While specifing, we should consider also ViewData and TempData as (configurable?) bad ideas.

cc @nicolas-harraudeau-sonarsource

[nicolas-harraudeau-sonarsource]

@andrei-epure-sonarsource @pavel-mikula-sonarsource ViewBag seems indeed to be used a lot (Sourcegraph, Github), including Microsoft projects.

If I understand correctly the main issue for this rule is that ViewBag is not type checked, thus it makes code maintenance more difficult. This would be a code smell rule. Is that it?

If Microsoft documentation mentions that "some developers prefer to minimally or never use ViewData and ViewBag" I guess a rule which is not in "Sonar way" Quality Profile would be possible, but it would have a low priority. My main questions are:

• Will everybody accept this rule and change their code? If yes then we can put this rule in "Sonar way" Quality Profile.
• If not, are there clear use cases where using a ViewBag is ok? If yes:
  • Can we make exceptions for them?
  • Would we be able to help code maintenance by detecting obvious mistakes? We could then create a Bug rule detecting when ViewBag is misused.
• Are there use cases where it is never ok to use a ViewBag? We could then raise issues in these cases.

If we can find a scope in which raising an issue is always ok we can make a great rule out of it.

[pavel-mikula-sonarsource]

@nicolas-harraudeau-sonarsource I would say Code smell+Major+SonarWay.
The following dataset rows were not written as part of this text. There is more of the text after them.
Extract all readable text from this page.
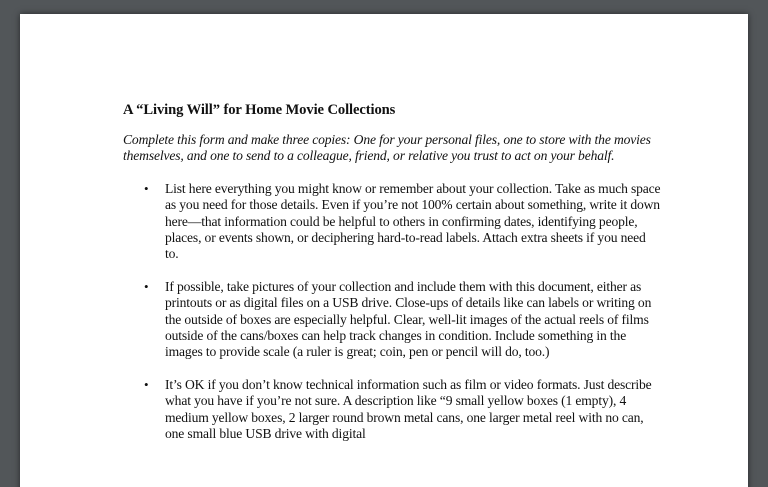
A “Living Will” for Home Movie Collections

Complete this form and make three copies: One for your personal files, one to store with the movies themselves, and one to send to a colleague, friend, or relative you trust to act on your behalf.

• List here everything you might know or remember about your collection. Take as much space as you need for those details. Even if you’re not 100% certain about something, write it down here—that information could be helpful to others in confirming dates, identifying people, places, or events shown, or deciphering hard-to-read labels. Attach extra sheets if you need to.
• If possible, take pictures of your collection and include them with this document, either as printouts or as digital files on a USB drive. Close-ups of details like can labels or writing on the outside of boxes are especially helpful. Clear, well-lit images of the actual reels of films outside of the cans/boxes can help track changes in condition. Include something in the images to provide scale (a ruler is great; coin, pen or pencil will do, too.)
• It’s OK if you don’t know technical information such as film or video formats. Just describe what you have if you’re not sure. A description like “9 small yellow boxes (1 empty), 4 medium yellow boxes, 2 larger round brown metal cans, one larger metal reel with no can, one small blue USB drive with digital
Main problem is that if you do typo like this ViewBag.Tilte = "Something"; you'll never find out. Usage in view @ViewBag.Title will emit empty string, no exception, no warning.
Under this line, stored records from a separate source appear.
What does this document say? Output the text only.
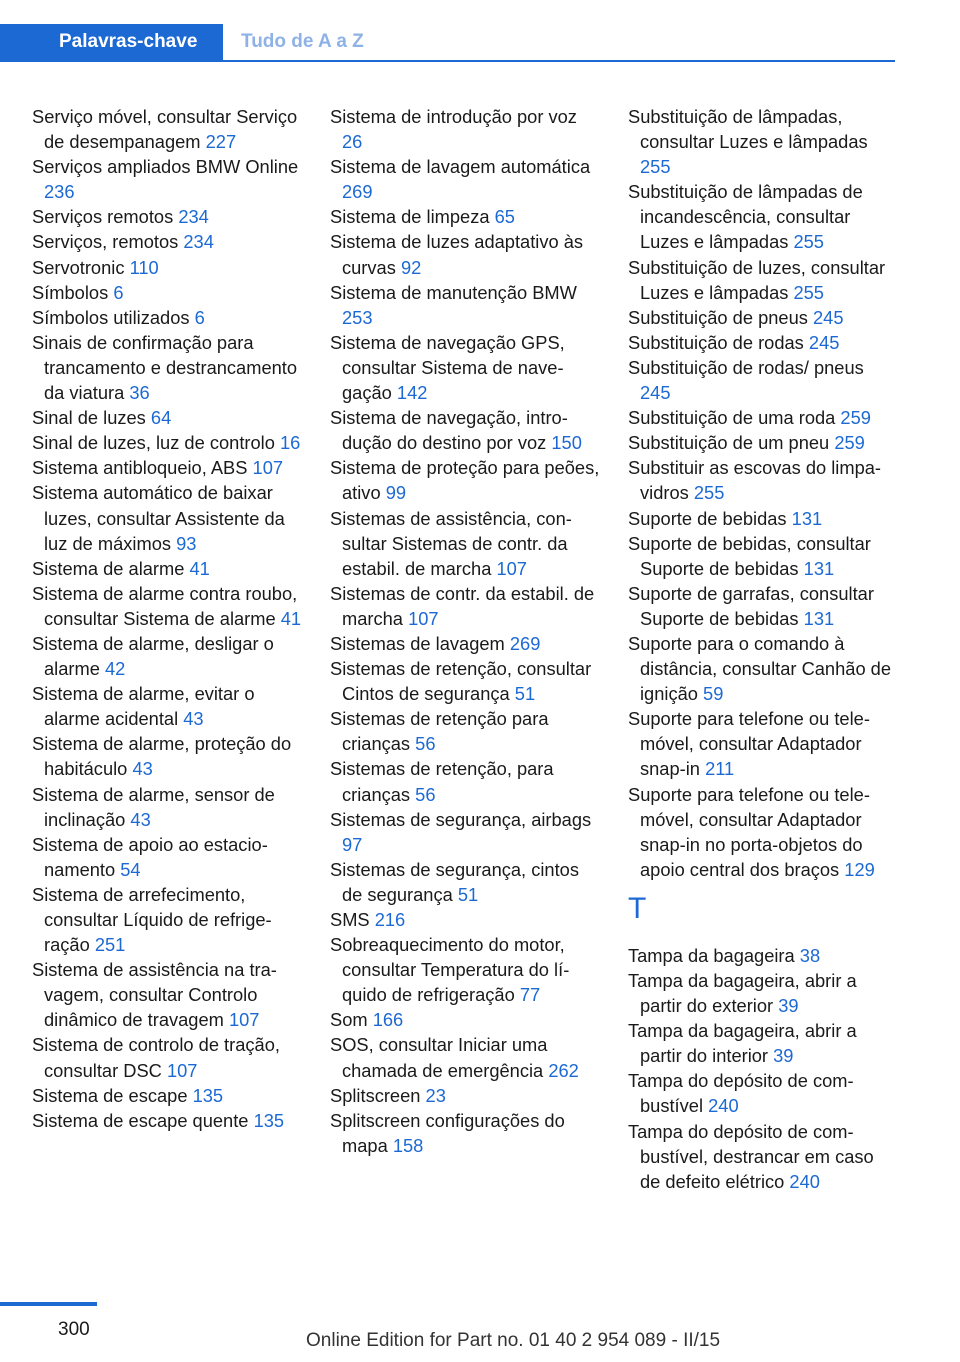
Palavras-chave	Tudo de A a Z
Serviço móvel, consultar Serviço de desempanagem 227
Serviços ampliados BMW Online 236
Serviços remotos 234
Serviços, remotos 234
Servotronic 110
Símbolos 6
Símbolos utilizados 6
Sinais de confirmação para trancamento e destrancamento da viatura 36
Sinal de luzes 64
Sinal de luzes, luz de controlo 16
Sistema antibloqueio, ABS 107
Sistema automático de baixar luzes, consultar Assistente da luz de máximos 93
Sistema de alarme 41
Sistema de alarme contra roubo, consultar Sistema de alarme 41
Sistema de alarme, desligar o alarme 42
Sistema de alarme, evitar o alarme acidental 43
Sistema de alarme, proteção do habitáculo 43
Sistema de alarme, sensor de inclinação 43
Sistema de apoio ao estacionamento 54
Sistema de arrefecimento, consultar Líquido de refrigeração 251
Sistema de assistência na travagem, consultar Controlo dinâmico de travagem 107
Sistema de controlo de tração, consultar DSC 107
Sistema de escape 135
Sistema de escape quente 135
Sistema de introdução por voz 26
Sistema de lavagem automática 269
Sistema de limpeza 65
Sistema de luzes adaptativo às curvas 92
Sistema de manutenção BMW 253
Sistema de navegação GPS, consultar Sistema de navegação 142
Sistema de navegação, introdução do destino por voz 150
Sistema de proteção para peões, ativo 99
Sistemas de assistência, consultar Sistemas de contr. da estabil. de marcha 107
Sistemas de contr. da estabil. de marcha 107
Sistemas de lavagem 269
Sistemas de retenção, consultar Cintos de segurança 51
Sistemas de retenção para crianças 56
Sistemas de retenção, para crianças 56
Sistemas de segurança, airbags 97
Sistemas de segurança, cintos de segurança 51
SMS 216
Sobreaquecimento do motor, consultar Temperatura do líquido de refrigeração 77
Som 166
SOS, consultar Iniciar uma chamada de emergência 262
Splitscreen 23
Splitscreen configurações do mapa 158
Substituição de lâmpadas, consultar Luzes e lâmpadas 255
Substituição de lâmpadas de incandescência, consultar Luzes e lâmpadas 255
Substituição de luzes, consultar Luzes e lâmpadas 255
Substituição de pneus 245
Substituição de rodas 245
Substituição de rodas/ pneus 245
Substituição de uma roda 259
Substituição de um pneu 259
Substituir as escovas do limpa-vidros 255
Suporte de bebidas 131
Suporte de bebidas, consultar Suporte de bebidas 131
Suporte de garrafas, consultar Suporte de bebidas 131
Suporte para o comando à distância, consultar Canhão de ignição 59
Suporte para telefone ou telemóvel, consultar Adaptador snap-in 211
Suporte para telefone ou telemóvel, consultar Adaptador snap-in no porta-objetos do apoio central dos braços 129
T
Tampa da bagageira 38
Tampa da bagageira, abrir a partir do exterior 39
Tampa da bagageira, abrir a partir do interior 39
Tampa do depósito de combustível 240
Tampa do depósito de combustível, destrancar em caso de defeito elétrico 240
300
Online Edition for Part no. 01 40 2 954 089 - II/15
Using ViewBag is easy + simple => dangerous. It's acceptable for small/demo projects, but it's never OK 🙂 => SonarWay. You can always deactivate the rule, but the bigger project you have, the worse idea it is. There's no clear condition when it's good.

We can consider ignoring some well-known words and/or provide configuration for it (Title, Keywords, Description). I'd prefer to always raise, unless configured by user.

Obvious mistake detecting means go through all cshtml/vbhtml files, find all usages and report on never used. That would not be very precise, unless we build some view-tree for each controller. That would be another high-value bug detection rule, but we don't parse cshtml/vbhtml files yet.

[nicolas-harraudeau-sonarsource]

Thanks for this clear explanation @pavel-mikula-sonarsource. Let's go for the Code smell+Major+SonarWay rule as you suggested. Could you specify it? I can review it. Or I'll specify it in a few weeks and ping you if I have any question.

We analyze cshtml in SonarHTML but there is no priority to do it in SonarDotnet as far as I know. There wouldn't be much value in it anyway if using ViewBag is a bad idea. The simpler the rule the better.

[kidchenko]

sure agreed! +1

[nicolas-harraudeau-sonarsource]

I was saying that to @pavel-mikula-sonarsource but if you want to specify it @kidchenko be my guest ;) Is this what your last message meant?

Our guidelines are here: https://docs.sonarqube.org/latest/extend/adding-coding-rules/. In this case you would only be interested in the "Guidelines applicable to all rules" sub-section.

The end result will be an RSPEC ticket in our Jira. Example: RSPEC-5034 or RSPEC-5429.

[pavel-mikula-sonarsource]

@nicolas-harraudeau-sonarsource I'll write the RSPEC and you'll do the review.

[kidchenko]

@nicolas-harraudeau-sonarsource @pavel-mikula-sonarsource I saw the work is in progress already, but can I help you with something? Just created my account in JIRA (not sure if I will need)

[pavel-mikula-sonarsource]

Hello @kidchenko ,

Thank you one more time for this valuable suggestion. The rule is now specified as RSPEC-5770. There's no ETA to implement it, but specification is the first step on it's way to SonarWay profile.